CLXXIV. LEGÍTIMO

Depois da aula de Lal Mirch, cruzei o rio a caminho de Torrente. Não encontrei Alys na pousada em que estava hospedada, por isso fui para a Foles, mesmo sabendo que era cedo demais para encontrá-la ali.

Mal havia uma dúzia de pessoas lá dentro, mas vi um rosto conhecido na outra ponta do bar, conversando com Radagon. O conde Augus acenou e caminhei até eles.

— Vanitas, meu rapaz! — exclamou Augus, com entusiasmo. — Faz uma era mortal que não o vejo!

— As coisas andaram meio caóticas do outro lado do rio — retruquei, pousando meu estojo com o alaúde.

Radagon me olhou de cima a baixo.

— Dá para perceber — disse. — Você está pálido. Devia comer mais carne vermelha. Ou dormir mais. — Apontou para uma banqueta próxima. — Afora isso, eu lhe ofereço um caneco de metheglin.

— Eu lhe serei grato por isso — respondi, subindo na banqueta. Foi maravilhoso tirar o peso de minhas pernas doloridas.

— Se é de carne e sono que você precisa — disse Augus, em tom sedutor —, deve ir jantar na minha residência. Prometo-lhe uma comida esplêndida e uma conversa tão maçante que você poderá dormir ao longo dela, sem se preocupar em estar perdendo algo. — Lançou-me um olhar suplicante. — Vamos lá. Eu imploro se for preciso. Não haverá mais de 10 pessoas. Faz meses que morro de vontade de exibi-lo.

Peguei o caneco de metheglin e olhei para o conde. Sua jaqueta de veludo era azul-real e as botas de camurça eram tingidas no mesmo tom. Eu não poderia aparecer num jantar formal na casa dele vestindo roupas de bater de segunda mão, que eram o único tipo que eu possuía.

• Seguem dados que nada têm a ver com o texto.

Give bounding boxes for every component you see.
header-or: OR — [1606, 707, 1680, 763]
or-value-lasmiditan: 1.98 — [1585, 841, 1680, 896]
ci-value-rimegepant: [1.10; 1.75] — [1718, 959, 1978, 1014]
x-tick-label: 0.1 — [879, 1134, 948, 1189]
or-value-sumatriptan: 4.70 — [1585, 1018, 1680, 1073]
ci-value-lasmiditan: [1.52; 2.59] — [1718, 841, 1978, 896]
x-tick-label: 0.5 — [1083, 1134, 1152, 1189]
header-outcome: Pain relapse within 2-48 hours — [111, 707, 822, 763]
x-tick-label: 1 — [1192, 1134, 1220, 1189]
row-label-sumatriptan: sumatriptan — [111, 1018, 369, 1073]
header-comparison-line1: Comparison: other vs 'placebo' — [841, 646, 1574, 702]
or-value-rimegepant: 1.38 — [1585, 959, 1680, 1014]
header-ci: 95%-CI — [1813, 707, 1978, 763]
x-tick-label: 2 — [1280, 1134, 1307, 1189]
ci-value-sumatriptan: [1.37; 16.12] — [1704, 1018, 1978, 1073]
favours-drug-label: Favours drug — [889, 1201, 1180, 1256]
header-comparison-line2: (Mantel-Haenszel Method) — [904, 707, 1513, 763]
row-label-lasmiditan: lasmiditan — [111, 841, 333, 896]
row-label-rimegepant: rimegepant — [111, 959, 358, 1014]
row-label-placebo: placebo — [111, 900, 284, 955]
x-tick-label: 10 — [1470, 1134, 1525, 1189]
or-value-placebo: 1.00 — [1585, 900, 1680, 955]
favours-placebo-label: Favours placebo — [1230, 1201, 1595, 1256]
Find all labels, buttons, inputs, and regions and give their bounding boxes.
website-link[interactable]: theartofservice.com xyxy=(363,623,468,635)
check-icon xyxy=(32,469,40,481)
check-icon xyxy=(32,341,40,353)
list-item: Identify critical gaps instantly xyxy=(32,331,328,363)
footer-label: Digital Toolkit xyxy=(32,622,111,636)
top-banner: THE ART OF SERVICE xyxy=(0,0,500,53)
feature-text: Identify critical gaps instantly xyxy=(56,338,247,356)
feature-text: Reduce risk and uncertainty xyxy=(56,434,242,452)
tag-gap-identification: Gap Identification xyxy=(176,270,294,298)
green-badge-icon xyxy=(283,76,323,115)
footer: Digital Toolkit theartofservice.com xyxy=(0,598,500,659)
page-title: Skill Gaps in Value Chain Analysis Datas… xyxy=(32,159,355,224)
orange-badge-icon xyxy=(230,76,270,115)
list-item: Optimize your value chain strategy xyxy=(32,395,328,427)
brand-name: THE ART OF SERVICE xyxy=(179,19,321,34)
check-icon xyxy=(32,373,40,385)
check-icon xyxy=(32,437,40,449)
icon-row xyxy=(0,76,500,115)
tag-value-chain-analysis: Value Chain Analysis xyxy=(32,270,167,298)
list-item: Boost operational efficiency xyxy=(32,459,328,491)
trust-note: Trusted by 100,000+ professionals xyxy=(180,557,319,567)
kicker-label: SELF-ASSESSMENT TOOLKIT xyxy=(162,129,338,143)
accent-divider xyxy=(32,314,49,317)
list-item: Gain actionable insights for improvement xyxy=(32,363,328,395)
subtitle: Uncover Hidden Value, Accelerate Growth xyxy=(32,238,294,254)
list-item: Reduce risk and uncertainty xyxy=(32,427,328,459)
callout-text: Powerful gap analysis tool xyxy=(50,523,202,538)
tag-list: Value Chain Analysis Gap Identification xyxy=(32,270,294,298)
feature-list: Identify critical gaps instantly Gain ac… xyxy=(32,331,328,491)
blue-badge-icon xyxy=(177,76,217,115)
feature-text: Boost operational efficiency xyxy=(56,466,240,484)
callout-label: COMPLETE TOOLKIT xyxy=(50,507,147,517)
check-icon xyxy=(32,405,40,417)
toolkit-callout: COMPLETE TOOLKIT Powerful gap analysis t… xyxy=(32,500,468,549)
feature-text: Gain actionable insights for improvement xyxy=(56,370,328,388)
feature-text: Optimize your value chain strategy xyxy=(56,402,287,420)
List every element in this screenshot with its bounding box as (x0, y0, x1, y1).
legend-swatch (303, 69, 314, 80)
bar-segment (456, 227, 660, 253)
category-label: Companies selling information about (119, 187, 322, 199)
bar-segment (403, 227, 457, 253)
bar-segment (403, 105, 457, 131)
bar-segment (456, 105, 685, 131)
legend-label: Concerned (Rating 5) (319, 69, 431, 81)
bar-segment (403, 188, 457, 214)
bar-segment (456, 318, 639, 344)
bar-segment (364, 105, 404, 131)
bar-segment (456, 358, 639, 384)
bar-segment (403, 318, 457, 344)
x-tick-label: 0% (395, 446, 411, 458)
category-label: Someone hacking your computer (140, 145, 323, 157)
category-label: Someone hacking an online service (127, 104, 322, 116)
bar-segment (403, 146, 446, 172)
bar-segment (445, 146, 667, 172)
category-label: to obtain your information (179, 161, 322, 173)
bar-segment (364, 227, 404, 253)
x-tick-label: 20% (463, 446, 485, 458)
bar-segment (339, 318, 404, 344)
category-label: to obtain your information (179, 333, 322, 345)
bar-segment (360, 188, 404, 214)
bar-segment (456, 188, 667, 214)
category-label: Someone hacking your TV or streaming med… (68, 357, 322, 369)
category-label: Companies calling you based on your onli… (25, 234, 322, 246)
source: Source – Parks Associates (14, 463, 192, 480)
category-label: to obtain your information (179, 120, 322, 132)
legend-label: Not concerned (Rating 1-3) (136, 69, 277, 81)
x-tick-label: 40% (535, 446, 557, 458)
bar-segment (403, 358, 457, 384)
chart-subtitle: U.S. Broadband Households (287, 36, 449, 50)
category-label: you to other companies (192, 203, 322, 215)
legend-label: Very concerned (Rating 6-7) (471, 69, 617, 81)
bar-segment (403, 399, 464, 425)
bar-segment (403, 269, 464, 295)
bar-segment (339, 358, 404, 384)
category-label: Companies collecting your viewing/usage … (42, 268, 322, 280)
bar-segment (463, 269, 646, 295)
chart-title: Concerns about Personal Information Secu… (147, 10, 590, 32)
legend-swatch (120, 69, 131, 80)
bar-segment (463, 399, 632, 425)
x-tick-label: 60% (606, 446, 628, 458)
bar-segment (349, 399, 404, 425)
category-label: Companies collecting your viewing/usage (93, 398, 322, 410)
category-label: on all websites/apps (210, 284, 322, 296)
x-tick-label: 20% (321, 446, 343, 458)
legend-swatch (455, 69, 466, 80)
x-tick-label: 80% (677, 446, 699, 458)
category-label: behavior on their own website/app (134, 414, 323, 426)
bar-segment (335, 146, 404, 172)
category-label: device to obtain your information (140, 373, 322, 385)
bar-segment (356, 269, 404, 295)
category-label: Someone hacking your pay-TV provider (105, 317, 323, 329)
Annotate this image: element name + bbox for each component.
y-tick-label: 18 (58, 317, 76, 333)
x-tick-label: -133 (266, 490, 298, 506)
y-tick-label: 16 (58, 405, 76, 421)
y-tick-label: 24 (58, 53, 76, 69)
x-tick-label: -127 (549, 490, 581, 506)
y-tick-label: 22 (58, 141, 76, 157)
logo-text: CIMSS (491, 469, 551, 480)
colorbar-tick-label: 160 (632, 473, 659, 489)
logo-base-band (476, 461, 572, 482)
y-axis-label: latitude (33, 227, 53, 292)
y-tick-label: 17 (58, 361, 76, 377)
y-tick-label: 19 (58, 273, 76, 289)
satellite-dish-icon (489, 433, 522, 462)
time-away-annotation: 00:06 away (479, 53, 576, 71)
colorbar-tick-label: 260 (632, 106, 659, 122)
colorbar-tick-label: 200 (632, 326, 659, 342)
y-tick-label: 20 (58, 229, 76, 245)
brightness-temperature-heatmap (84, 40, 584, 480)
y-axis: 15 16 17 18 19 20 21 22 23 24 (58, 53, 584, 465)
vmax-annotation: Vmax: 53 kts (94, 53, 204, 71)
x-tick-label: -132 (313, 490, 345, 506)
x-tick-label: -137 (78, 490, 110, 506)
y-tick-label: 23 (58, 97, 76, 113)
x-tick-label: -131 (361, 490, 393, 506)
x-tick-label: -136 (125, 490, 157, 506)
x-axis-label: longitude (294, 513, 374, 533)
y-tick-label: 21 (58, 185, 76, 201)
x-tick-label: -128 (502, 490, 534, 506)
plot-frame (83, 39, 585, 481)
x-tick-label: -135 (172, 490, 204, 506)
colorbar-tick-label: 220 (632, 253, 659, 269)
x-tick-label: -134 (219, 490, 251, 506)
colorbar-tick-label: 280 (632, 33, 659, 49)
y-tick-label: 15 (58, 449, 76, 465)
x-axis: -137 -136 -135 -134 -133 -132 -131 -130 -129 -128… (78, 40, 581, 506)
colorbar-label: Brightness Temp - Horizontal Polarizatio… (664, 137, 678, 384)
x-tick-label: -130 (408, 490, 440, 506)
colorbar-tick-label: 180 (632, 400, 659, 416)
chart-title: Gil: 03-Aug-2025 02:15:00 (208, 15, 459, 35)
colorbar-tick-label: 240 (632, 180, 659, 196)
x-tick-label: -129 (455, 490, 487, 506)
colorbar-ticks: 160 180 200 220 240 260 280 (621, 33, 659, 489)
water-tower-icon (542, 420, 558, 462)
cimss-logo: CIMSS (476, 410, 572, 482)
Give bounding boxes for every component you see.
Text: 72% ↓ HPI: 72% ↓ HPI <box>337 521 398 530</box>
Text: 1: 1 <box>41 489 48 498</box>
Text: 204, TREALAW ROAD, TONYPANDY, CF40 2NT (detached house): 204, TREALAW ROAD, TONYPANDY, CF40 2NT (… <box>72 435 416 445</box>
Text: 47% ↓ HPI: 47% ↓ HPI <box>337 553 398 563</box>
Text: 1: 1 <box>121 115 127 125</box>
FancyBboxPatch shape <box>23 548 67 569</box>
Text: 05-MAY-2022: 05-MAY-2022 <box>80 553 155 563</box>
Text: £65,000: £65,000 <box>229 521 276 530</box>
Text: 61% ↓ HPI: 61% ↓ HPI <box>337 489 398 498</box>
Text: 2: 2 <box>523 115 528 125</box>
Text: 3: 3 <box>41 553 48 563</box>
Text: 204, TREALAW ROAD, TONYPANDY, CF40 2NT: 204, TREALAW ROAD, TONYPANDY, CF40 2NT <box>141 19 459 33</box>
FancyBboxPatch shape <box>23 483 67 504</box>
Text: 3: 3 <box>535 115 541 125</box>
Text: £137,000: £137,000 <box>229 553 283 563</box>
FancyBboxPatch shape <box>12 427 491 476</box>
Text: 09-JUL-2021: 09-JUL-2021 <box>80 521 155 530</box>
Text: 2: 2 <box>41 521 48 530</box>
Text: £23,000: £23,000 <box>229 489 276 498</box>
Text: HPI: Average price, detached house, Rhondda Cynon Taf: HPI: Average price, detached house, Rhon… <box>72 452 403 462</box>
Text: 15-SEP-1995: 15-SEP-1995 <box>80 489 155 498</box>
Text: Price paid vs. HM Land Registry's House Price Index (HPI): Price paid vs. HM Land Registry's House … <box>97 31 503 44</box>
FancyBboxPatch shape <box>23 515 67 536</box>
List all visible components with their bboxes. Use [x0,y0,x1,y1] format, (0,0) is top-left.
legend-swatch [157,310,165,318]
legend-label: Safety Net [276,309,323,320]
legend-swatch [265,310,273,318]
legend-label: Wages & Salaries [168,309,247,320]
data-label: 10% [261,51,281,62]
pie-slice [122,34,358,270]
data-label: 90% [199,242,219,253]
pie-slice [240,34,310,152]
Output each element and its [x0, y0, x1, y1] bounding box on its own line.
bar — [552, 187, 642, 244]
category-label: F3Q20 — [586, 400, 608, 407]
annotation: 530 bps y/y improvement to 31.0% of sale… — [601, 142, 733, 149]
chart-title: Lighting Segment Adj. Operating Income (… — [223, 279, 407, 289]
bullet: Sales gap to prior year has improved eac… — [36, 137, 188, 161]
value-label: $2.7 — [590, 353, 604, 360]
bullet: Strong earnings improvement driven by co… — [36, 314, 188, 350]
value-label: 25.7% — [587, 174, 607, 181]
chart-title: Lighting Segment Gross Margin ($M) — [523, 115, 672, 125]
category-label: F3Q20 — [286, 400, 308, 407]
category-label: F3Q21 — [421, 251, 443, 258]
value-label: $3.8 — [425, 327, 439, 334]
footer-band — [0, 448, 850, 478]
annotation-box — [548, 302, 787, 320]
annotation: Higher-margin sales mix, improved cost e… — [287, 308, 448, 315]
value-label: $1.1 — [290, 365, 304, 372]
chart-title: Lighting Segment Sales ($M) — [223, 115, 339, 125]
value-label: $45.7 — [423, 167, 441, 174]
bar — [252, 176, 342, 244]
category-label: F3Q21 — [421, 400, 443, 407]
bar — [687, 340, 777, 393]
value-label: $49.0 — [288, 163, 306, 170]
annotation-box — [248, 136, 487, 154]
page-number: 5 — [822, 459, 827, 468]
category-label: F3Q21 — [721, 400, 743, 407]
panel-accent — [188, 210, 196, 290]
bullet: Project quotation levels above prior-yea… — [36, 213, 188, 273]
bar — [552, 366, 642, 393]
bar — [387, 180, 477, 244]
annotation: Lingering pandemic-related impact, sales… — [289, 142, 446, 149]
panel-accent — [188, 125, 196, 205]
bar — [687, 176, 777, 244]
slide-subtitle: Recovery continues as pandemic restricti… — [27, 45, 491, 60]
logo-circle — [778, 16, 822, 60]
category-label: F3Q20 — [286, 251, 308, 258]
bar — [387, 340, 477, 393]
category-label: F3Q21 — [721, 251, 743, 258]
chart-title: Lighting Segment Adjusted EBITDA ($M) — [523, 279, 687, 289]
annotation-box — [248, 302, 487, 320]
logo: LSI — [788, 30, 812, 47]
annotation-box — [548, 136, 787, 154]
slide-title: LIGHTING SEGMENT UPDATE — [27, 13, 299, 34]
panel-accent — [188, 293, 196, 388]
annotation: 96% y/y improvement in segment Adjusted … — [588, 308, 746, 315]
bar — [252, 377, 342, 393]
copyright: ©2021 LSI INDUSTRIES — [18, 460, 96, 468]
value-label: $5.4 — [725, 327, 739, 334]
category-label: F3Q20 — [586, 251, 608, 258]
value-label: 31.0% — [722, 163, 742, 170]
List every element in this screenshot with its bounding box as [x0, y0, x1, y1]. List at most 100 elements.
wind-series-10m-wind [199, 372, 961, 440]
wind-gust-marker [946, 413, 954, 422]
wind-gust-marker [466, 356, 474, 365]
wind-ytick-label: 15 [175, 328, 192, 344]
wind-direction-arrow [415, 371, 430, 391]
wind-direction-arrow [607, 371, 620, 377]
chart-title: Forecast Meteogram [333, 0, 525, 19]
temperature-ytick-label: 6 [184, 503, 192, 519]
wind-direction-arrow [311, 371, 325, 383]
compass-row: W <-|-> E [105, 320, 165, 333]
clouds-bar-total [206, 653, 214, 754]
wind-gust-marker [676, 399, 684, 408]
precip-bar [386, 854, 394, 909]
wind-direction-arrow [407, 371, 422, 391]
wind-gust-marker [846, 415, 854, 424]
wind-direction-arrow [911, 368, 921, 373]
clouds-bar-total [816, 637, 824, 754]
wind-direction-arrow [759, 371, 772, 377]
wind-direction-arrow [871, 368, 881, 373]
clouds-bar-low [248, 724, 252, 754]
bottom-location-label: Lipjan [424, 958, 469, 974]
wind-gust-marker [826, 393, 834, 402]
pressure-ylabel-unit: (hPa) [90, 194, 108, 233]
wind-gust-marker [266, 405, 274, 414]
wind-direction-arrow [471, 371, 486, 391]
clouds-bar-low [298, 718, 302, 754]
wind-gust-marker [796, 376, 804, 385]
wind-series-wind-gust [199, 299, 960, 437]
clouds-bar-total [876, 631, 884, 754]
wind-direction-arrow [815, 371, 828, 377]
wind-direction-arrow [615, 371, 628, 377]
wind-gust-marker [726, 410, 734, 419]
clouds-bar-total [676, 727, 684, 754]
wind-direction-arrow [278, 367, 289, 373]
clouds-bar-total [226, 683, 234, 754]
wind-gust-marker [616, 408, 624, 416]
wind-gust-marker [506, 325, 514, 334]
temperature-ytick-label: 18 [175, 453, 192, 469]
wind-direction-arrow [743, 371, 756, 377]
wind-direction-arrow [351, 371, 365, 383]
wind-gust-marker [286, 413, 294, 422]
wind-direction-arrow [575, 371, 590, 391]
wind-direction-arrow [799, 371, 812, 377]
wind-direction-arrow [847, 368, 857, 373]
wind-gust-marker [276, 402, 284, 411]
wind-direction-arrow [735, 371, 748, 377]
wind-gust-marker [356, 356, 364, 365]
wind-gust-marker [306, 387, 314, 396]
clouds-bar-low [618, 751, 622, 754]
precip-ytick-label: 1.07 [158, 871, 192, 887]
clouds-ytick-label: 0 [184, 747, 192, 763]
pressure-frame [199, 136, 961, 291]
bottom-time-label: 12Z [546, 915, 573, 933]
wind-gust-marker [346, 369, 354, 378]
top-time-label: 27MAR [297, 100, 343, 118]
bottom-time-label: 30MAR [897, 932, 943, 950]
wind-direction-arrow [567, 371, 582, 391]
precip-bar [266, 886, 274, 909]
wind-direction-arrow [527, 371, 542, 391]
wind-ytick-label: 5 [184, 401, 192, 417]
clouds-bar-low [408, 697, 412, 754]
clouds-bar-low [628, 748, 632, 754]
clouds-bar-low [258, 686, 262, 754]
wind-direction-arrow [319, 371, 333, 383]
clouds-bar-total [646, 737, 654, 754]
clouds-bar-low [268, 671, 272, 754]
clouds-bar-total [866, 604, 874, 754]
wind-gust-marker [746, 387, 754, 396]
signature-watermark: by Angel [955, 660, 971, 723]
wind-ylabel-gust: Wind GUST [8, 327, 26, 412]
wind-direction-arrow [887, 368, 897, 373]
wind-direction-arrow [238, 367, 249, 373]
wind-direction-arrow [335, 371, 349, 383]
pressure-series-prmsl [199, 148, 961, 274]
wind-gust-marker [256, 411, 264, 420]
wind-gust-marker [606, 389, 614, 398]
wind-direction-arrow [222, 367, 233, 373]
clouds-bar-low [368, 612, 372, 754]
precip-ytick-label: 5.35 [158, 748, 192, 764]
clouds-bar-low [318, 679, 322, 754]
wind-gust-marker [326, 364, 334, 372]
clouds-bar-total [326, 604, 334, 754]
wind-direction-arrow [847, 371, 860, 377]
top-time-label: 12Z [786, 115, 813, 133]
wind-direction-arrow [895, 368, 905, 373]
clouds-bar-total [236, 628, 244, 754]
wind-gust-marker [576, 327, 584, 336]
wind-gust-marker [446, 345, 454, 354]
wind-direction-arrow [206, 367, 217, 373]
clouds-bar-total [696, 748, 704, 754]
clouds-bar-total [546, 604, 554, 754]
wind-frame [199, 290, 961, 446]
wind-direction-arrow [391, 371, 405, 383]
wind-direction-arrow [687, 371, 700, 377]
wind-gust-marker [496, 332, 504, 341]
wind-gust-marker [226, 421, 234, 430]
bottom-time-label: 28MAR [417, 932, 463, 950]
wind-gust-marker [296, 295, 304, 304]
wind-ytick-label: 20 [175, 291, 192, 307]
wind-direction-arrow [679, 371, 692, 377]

Augus não tinha nenhuma ostentação, mas era nascido e criado na nobreza. Provavelmente nem lhe ocorria que eu não tivesse roupas finas. Eu não o censurava por presumir isso. A vasta maioria dos alunos da Academia era pelo menos modestamente abastada. De que outra maneira eles poderiam pagar as taxas?

A verdade era que nada me agradaria mais do que um bom jantar e a oportunidade de interagir com alguns nobres locais. Eu adoraria jogar conversa fora enquanto bebericava drinques, consertar parte do estrago que Drazno fizera na minha reputação e, quem sabe, despertar a atenção de um mecenas em potencial.

Mas não podia arcar com o preço do ingresso. Uma muda de roupa medianamente fina custaria pelo menos um crimo e meio, mesmo que eu a comprasse de um mascate. O traje não faz o personagem, mas a pessoa precisa da roupa adequada quando quer representar um papel.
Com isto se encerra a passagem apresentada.